Rwanda won’t refund £270 million to UK for cancelled deportation plan

New UK Prime Minister and Labour Party leader Keir Starmer announced at the weekend that the plan to deport some asylum seekers to Rwanda was "dead and buried"

Rwanda has said it is not required to refund the UK after a multi-million pound migrant deal between the two countries was scrapped.

New UK Prime Minister and Labour Party leader Keir Starmer announced at the weekend that the plan to deport some asylum seekers to Rwanda was “dead and buried”.

The scheme was forged by the previous Conservative government, which since revealing the plan in 2022 has paid Rwanda £240m ($310m).

Legal challenges meant the scheme never took off and the UK expressed hope on Monday that some money from the deal could be recouped.

The following day, a spokesperson for Rwanda’s government told the country’s state television: “Let this be clear, paying back the money was never part of the agreement.”

Alain Mukuralinda said the agreement “did not stipulate” money should be refunded and that the UK had approached Rwanda and requested a partnership, which was “discussed extensively”.

In January, after 21 months of the scheme being stalled, Rwandan President Paul Kagame suggested some money could be returned if no asylum seekers were sent to the country.

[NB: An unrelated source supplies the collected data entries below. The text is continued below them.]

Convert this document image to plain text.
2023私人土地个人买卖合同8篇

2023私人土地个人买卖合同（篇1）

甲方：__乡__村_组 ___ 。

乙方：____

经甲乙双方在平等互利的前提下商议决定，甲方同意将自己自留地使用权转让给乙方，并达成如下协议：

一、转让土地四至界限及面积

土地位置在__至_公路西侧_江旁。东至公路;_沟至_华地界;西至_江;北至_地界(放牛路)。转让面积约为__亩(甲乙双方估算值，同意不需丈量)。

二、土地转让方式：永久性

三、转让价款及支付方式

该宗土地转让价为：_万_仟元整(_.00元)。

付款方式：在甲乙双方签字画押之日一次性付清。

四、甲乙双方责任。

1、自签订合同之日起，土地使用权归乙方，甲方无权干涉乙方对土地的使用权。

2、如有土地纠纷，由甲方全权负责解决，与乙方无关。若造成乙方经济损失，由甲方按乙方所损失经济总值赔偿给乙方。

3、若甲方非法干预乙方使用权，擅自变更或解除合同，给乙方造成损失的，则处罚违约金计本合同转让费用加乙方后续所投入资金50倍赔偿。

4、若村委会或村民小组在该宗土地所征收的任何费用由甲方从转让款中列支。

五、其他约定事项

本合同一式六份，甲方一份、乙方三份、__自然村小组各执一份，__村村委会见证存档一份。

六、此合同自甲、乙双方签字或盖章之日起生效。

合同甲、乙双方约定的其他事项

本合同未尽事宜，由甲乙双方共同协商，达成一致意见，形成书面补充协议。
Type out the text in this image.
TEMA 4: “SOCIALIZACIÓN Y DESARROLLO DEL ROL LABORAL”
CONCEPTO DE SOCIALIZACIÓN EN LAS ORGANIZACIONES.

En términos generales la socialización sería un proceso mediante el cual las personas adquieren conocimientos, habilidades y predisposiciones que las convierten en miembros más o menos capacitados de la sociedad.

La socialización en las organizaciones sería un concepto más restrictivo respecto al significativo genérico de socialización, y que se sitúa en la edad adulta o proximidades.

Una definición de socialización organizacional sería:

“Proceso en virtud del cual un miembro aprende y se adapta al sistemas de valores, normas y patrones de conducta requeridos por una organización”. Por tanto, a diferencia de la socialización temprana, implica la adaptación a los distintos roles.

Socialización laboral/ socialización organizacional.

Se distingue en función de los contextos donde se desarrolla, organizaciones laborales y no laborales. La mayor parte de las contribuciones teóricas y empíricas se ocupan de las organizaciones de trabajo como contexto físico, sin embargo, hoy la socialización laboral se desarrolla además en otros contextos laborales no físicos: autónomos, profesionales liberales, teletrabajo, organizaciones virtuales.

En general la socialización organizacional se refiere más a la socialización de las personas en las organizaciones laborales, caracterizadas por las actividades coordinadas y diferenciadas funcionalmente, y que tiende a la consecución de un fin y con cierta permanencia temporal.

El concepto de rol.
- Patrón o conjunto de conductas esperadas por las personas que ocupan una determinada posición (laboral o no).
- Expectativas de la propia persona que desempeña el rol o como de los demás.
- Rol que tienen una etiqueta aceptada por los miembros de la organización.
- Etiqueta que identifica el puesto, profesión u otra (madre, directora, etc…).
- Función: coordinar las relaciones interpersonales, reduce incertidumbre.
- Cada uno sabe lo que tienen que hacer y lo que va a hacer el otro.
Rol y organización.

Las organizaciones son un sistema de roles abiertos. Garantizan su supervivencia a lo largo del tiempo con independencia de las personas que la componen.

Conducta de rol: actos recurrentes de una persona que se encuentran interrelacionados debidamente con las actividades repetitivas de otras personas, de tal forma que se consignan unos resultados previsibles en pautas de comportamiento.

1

But Rwanda’s government later specified there was “no obligation” to refund the UK.

In Rwanda’s capital, Kigali, workers hired months ago to build housing for the asylum seekers expressed concern about Mr Starmer’s decision.

The scheme’s death could “badly affect our lives”, a worker at the Gahanga site told the BBC.

Employees on the site get paid between £1.80 and £6 per day – relatively good wages for construction workers in Rwanda.

Resident Mariya Nyirahabimana said the value of houses in her neighbourhood had increased significantly since construction started, but she feared that “poverty could come back” to Gahanga.

Partly built accommodation for asylum seekers who were meant to be deported from the UK to Rwanda.
Workers building accommodation for the asylum seekers are concerned they will now be left jobless

Since his party won last week’s election in a landslide, Mr Starmer has labelled the Rwanda scheme an expensive “gimmick” and pledged to instead focus on launching a new Border Security Command to tackle people-smuggling gangs.

Opposition to the bill has also came from other quarters over the past two years – the UK’s Supreme Court ruled the plan unlawful, human rights organisations branded it cruel and draconian, while dissenters within the Conservative Party pushed for amendments that would better protect the scheme from legal challenges.

The previous government said the scheme was aimed at deterring people from crossing the English Channel in small boats.

Illegal migration is one of the major challenges facing the UK government.

So far this year, more than 13,000 people have crossed the Channel in small boats.

The figure is higher than numbers for the same period last year, although in 2023 as a whole there was a drop compared to 2022.

Denmark had been mulling a similar deal with Rwanda, but it put the discussions on hold in January last year.

It said it wanted a more unified approach within Europe to tackle illegal migration.